America’s COVID-19 response bodes ill for effective climate action
A strange and dangerous phenomenon has taken hold among a significant segment of the U.S. population in recent years — a profound distrust of scientists and scientific consensus. It is puzzling that a nation responsible for so many remarkable achievements in medicine, technology, you name it, in the past century includes so many people who refuse to give credence to provable scientific facts. Instead, they put full faith and credit in easy-to-disprove “alternate facts” and conspiracy theories they find on amazing scientific devices that could not have been conceived of decades ago.
The COVID-19 pandemic is the poster child for this rejection of scientific consensus. Epidemiologists told us early on that masking would prevent the spread of the virus until an effective vaccine was developed. When the Pfizer and Moderna vaccines were approved for use late last year, we were told that universal vaccination would bring the pandemic to a halt.
Nevertheless, many red-state political leaders have been, and still are, fighting masking and only 57 percent of the U.S. population is fully vaccinated. About 19 percent say they will refuse the vaccine. It is estimated that about 200,000 avoidable COVID-19 deaths occurred in the U.S. last year because of the botched response, and that about the same number of Americans died this year for failure to take advantage of readily available, safe and effective vaccine-preventable deaths, largely attributable to science denial.
This unfortunate death toll will pale in comparison to the massive death toll this country and the rest of the world will experience unless dramatic action is taken to reduce the massive flow of greenhouse gasses into the atmosphere. Yet, many of the same science deniers are trying to prevent effective action from being taken to control those emissions. We have seen this play out in the negotiations over President Biden’s two infrastructure proposals, both of which were designed to substantially reduce greenhouse gas emissions.
The Senate-passed infrastructure bill contains significant, but whittled down, climate provisions. It passed on a bipartisan vote, but with the support of less than half of Republican senators. Every GOP senator opposes the larger reconciliation proposal, while Sen. Joe Manchin (D-W.Va.), a fossil fuel advocate, has done everything he can to eliminate climate provisions from it. These pared-down measures will ineffective to avert climate catastrophe. The anti-science forces have scored a qualified success with the bills. The outlook for future climate action during the remainder of Biden’s presidency is dim, unless Democrats can maintain or, better, increase their majorities in the 2022 elections.
There is a growing public awareness that climate change is a serious threat to the planet. Yet, a sizable minority of Republican voters and most GOP officeholders are either climate deniers or simply unwilling to do much if anything about it. As with COVID-19, this is not a situation where we can muddle through with just hundreds of thousands of deaths here and there along the way. It is a real threat to human existence on the Earth and must be dealt with as such.

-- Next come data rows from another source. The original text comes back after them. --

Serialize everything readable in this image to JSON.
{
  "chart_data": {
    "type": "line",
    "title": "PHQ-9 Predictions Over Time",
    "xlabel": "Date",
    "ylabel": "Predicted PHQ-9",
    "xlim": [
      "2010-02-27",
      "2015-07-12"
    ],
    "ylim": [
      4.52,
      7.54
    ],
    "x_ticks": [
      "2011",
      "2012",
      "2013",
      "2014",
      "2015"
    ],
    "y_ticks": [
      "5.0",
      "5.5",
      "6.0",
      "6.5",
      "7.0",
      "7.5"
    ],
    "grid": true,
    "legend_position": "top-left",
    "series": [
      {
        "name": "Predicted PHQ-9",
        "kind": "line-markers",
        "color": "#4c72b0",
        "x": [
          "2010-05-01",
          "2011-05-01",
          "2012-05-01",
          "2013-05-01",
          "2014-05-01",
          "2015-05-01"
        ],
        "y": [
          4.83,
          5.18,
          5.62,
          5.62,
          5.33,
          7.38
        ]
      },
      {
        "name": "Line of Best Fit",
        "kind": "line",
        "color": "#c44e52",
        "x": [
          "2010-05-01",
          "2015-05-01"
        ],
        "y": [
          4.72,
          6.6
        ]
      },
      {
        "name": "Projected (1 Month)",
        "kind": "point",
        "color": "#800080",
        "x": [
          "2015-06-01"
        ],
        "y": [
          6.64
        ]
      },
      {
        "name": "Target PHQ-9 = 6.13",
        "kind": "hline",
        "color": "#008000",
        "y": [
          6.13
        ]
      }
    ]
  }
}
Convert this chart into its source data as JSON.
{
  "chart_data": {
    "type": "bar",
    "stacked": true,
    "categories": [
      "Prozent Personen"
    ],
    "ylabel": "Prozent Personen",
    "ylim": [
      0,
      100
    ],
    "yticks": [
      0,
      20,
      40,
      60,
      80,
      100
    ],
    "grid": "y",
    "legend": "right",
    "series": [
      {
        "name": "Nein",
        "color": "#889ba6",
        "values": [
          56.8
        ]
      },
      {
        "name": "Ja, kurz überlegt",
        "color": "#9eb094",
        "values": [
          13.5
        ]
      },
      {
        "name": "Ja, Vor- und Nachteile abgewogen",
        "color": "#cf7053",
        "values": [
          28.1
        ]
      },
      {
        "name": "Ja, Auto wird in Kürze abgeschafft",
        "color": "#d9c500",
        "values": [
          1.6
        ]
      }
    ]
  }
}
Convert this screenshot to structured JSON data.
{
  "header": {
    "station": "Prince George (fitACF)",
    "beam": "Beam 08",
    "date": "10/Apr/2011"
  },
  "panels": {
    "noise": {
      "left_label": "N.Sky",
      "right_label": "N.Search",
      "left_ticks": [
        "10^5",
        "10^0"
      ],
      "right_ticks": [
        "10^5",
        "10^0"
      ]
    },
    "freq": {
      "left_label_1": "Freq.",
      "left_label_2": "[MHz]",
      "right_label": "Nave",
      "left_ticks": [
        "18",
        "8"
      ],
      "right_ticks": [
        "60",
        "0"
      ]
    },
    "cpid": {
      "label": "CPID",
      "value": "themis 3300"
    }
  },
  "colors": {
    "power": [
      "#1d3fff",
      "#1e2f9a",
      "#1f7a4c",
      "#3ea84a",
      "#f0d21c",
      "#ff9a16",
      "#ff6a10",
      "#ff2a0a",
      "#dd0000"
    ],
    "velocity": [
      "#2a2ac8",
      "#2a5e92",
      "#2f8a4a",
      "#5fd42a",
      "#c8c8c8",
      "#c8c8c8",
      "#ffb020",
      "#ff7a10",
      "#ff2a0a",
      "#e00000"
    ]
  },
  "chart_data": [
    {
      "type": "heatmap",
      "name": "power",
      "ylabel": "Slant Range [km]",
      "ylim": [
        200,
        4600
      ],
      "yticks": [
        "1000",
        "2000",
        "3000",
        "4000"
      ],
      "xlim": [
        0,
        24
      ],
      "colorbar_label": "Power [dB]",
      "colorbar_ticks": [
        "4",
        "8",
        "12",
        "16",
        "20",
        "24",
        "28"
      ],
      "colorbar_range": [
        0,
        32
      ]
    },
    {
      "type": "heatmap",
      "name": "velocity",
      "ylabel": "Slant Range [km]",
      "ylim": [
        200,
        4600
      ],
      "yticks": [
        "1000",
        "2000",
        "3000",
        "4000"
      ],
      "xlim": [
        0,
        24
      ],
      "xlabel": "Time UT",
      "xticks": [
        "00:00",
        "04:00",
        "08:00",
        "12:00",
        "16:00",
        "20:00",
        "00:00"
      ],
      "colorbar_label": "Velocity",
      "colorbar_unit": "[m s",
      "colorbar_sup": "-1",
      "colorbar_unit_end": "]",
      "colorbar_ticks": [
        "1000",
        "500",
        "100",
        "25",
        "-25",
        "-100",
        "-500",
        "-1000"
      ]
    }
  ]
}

In August, a scientific panel of the United Nations sounded a “code red for humanity,” reporting that global warming is dangerously close to spiraling out of control. The heat already trapped in Earth’s atmosphere has almost doubled since 2005. Scientists of the National Oceanic and Atmospheric Administration announced in April that carbon dioxide levels were higher now than at any time in the last 3.6 million years. Despite a decrease in industrial emissions last year, due to the pandemic, the accumulation of greenhouse gasses in the atmosphere increased. NASA has reported that 2020 tied 2016 as the hottest year on record and that the world’s seven warmest years have all occurred since 2014. The Earth is currently gripped in a mass extinction event brought on by global warming.

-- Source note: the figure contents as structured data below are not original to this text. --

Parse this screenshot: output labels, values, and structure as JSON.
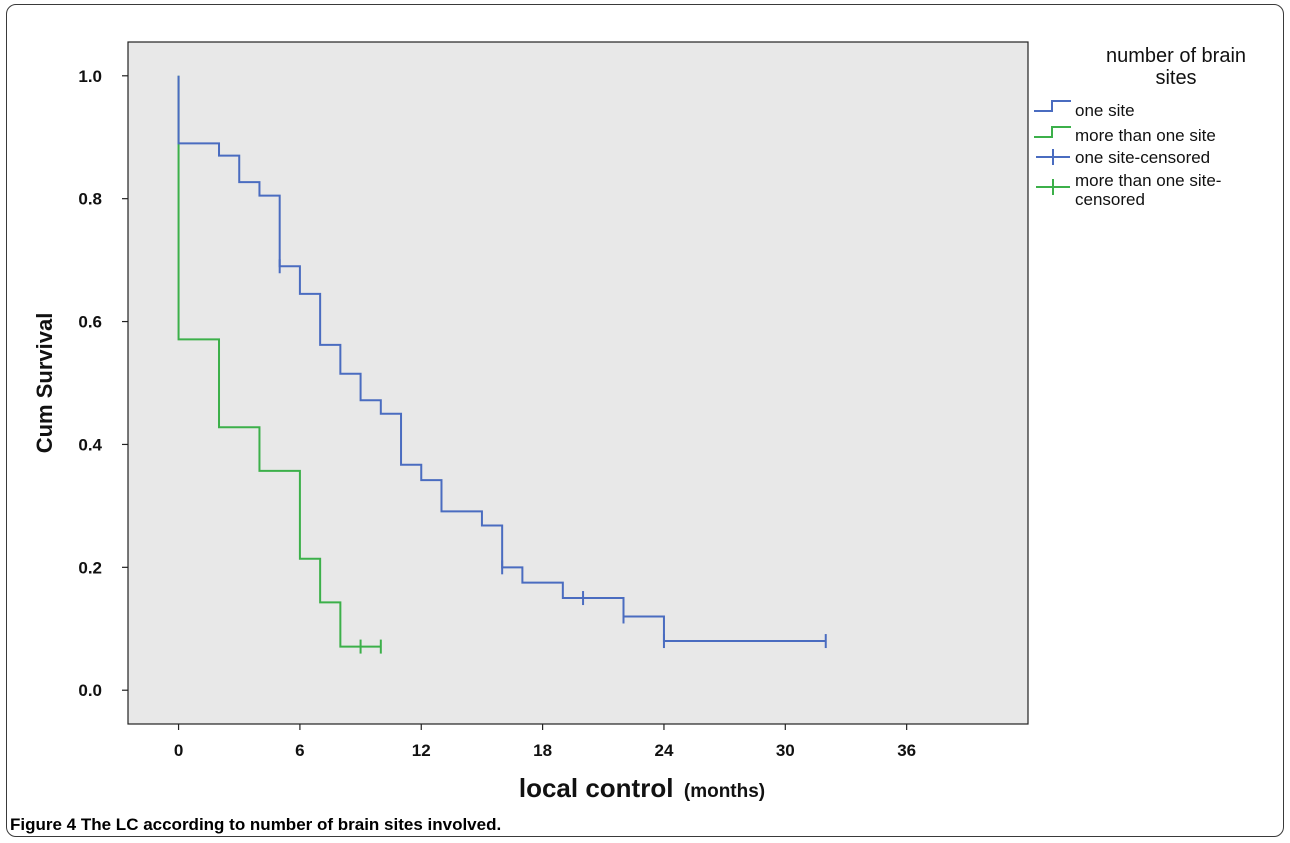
{
  "caption": {
    "label": "Figure 4",
    "text": "The LC according to number of brain sites involved."
  },
  "chart_data": {
    "type": "line",
    "step": true,
    "xlabel_main": "local control",
    "xlabel_units": "(months)",
    "ylabel": "Cum Survival",
    "xlim": [
      -2.5,
      42
    ],
    "ylim": [
      -0.055,
      1.055
    ],
    "x_ticks": [
      0,
      6,
      12,
      18,
      24,
      30,
      36
    ],
    "y_ticks": [
      0.0,
      0.2,
      0.4,
      0.6,
      0.8,
      1.0
    ],
    "y_tick_labels": [
      "0.0",
      "0.2",
      "0.4",
      "0.6",
      "0.8",
      "1.0"
    ],
    "grid": false,
    "plot_background": "#e8e8e8",
    "legend": {
      "title_line1": "number of brain",
      "title_line2": "sites",
      "placement": "right",
      "entries": [
        {
          "label": "one site",
          "kind": "line",
          "color": "#4a6cc0"
        },
        {
          "label": "more than one site",
          "kind": "line",
          "color": "#3cb04a"
        },
        {
          "label": "one site-censored",
          "kind": "censor",
          "color": "#4a6cc0"
        },
        {
          "label_line1": "more than one site-",
          "label_line2": "censored",
          "kind": "censor",
          "color": "#3cb04a"
        }
      ]
    },
    "series": [
      {
        "name": "one site",
        "color": "#4a6cc0",
        "steps": [
          [
            0,
            1.0
          ],
          [
            0,
            0.89
          ],
          [
            2,
            0.87
          ],
          [
            3,
            0.827
          ],
          [
            4,
            0.805
          ],
          [
            5,
            0.69
          ],
          [
            6,
            0.645
          ],
          [
            7,
            0.562
          ],
          [
            8,
            0.515
          ],
          [
            9,
            0.472
          ],
          [
            10,
            0.45
          ],
          [
            11,
            0.367
          ],
          [
            12,
            0.342
          ],
          [
            13,
            0.291
          ],
          [
            15,
            0.268
          ],
          [
            16,
            0.2
          ],
          [
            17,
            0.175
          ],
          [
            19,
            0.15
          ],
          [
            22,
            0.12
          ],
          [
            24,
            0.08
          ],
          [
            32,
            0.08
          ]
        ],
        "censored": [
          [
            5,
            0.69
          ],
          [
            16,
            0.2
          ],
          [
            20,
            0.15
          ],
          [
            22,
            0.12
          ],
          [
            24,
            0.08
          ],
          [
            32,
            0.08
          ]
        ]
      },
      {
        "name": "more than one site",
        "color": "#3cb04a",
        "steps": [
          [
            0,
            1.0
          ],
          [
            0,
            0.571
          ],
          [
            2,
            0.428
          ],
          [
            4,
            0.357
          ],
          [
            6,
            0.214
          ],
          [
            7,
            0.143
          ],
          [
            8,
            0.071
          ],
          [
            10,
            0.071
          ]
        ],
        "censored": [
          [
            9,
            0.071
          ],
          [
            10,
            0.071
          ]
        ]
      }
    ]
  }
}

The climate-denying GOP establishment characterizes this scientific consensus as mostly a bunch of pointy-headed scientists trying to justify their existence. But we don’t really need scientists to tell us of climate dangers because the evidence is in the news and all around us every day — erratic and violent weather events across the country and wider world, searing heat, persistent droughts, biblical deluges, unprecedented wildfires, climate-induced migrations, warming oceans and declining fish stocks, among many other frightening phenomena.
After four years of destructive climate policies under President Trump, many in this country and the wider world were hoping for the restoration of U.S. leadership to seriously tackle this existential threat to life on the planet.

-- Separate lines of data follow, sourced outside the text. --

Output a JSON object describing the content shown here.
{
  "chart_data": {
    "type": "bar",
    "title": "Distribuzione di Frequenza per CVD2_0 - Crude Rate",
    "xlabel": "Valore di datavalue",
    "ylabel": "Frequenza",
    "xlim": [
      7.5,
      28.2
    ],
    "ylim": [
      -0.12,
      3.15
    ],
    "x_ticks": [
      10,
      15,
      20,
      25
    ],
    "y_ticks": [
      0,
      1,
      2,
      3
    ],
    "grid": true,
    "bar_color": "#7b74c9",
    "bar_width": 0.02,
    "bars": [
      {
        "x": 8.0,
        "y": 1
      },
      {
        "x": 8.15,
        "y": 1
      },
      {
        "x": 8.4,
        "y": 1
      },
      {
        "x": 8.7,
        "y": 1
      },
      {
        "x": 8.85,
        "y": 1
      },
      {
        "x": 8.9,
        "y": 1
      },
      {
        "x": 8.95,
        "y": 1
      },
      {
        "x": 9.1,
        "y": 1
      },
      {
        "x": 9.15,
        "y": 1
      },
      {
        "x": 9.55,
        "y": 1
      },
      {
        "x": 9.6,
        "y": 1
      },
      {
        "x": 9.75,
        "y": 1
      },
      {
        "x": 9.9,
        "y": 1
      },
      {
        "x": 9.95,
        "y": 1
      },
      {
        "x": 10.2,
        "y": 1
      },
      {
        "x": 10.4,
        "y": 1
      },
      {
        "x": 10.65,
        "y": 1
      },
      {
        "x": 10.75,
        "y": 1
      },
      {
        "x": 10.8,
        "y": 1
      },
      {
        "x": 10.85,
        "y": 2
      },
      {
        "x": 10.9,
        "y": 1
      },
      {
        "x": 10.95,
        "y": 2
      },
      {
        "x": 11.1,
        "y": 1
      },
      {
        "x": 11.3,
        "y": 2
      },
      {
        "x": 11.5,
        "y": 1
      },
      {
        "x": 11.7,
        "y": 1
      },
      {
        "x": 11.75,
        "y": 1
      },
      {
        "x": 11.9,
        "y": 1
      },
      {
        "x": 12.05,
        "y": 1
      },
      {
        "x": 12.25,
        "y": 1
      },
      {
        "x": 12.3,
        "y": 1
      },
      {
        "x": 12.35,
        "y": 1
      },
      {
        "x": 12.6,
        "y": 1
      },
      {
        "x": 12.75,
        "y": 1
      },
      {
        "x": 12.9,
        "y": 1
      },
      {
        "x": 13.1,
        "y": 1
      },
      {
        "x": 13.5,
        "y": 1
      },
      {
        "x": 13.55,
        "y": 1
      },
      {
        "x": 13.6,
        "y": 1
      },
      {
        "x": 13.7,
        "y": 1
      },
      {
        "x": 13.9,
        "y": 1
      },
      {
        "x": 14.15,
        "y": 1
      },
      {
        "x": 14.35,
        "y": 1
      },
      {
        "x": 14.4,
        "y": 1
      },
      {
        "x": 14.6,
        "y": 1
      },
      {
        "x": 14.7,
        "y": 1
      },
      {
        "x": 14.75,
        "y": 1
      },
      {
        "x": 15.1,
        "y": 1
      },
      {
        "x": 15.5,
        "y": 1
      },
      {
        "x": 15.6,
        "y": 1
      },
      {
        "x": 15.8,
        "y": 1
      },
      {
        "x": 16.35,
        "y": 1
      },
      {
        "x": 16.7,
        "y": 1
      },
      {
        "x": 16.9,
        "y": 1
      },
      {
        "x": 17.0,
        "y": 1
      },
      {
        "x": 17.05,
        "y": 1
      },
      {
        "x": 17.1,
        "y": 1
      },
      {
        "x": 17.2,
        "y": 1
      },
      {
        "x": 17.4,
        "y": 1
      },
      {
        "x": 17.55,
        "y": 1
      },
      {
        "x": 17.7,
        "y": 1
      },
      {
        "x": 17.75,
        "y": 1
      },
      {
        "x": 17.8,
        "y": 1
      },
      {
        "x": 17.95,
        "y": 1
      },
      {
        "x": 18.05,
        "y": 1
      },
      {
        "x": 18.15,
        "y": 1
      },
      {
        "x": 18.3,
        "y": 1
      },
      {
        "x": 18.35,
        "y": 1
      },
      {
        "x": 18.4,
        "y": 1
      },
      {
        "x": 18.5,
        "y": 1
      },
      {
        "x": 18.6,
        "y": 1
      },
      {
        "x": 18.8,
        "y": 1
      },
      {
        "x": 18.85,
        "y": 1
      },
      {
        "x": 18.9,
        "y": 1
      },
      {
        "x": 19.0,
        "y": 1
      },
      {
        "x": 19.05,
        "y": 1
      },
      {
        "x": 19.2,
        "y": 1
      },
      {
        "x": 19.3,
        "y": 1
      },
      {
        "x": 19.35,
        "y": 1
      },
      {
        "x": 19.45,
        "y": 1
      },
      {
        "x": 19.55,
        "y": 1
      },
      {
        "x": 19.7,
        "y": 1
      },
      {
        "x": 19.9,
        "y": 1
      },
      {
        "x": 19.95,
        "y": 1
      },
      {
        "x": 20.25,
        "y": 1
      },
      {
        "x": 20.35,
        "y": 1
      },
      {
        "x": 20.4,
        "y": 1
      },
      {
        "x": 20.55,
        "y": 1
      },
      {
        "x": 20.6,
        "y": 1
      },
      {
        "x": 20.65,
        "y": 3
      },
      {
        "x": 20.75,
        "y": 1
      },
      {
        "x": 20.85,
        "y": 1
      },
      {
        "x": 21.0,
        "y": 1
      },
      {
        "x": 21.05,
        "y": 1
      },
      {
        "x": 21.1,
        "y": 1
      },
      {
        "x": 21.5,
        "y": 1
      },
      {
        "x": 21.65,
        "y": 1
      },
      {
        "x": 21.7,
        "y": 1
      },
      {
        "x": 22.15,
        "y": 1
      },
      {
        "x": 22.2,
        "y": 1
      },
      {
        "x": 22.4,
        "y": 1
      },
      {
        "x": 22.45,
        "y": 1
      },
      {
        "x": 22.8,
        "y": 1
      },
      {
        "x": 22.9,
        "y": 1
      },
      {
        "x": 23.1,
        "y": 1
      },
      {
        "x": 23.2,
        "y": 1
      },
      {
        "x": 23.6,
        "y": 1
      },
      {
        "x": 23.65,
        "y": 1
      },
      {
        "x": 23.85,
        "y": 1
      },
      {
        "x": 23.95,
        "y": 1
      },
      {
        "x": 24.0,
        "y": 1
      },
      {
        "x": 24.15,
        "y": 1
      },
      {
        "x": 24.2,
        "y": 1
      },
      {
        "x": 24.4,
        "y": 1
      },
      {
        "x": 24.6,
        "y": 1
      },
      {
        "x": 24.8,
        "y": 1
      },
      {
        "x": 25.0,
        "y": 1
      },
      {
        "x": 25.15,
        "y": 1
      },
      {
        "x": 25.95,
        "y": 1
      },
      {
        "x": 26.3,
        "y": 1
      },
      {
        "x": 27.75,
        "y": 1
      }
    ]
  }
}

Unfortunately, President Biden is participating in the Glasgow climate summit with little to show the international community on the global warming front. It will take a united front in this country, which depends on just a little help from Republicans, to forge a united front of nations to solve this complex problem. I hope we do not have to tell our grandchildren that we miserably failed them and that they must do their best to adapt to an uninhabitable hothouse thanks to a clutch of obstinate GOP science deniers.
Jim Jones is a Vietnam combat veteran who served eight years as Idaho attorney general (1983-1991) and 12 years as a justice of the Idaho Supreme Court (2005-2017). He is currently a regular contributor to The Hill.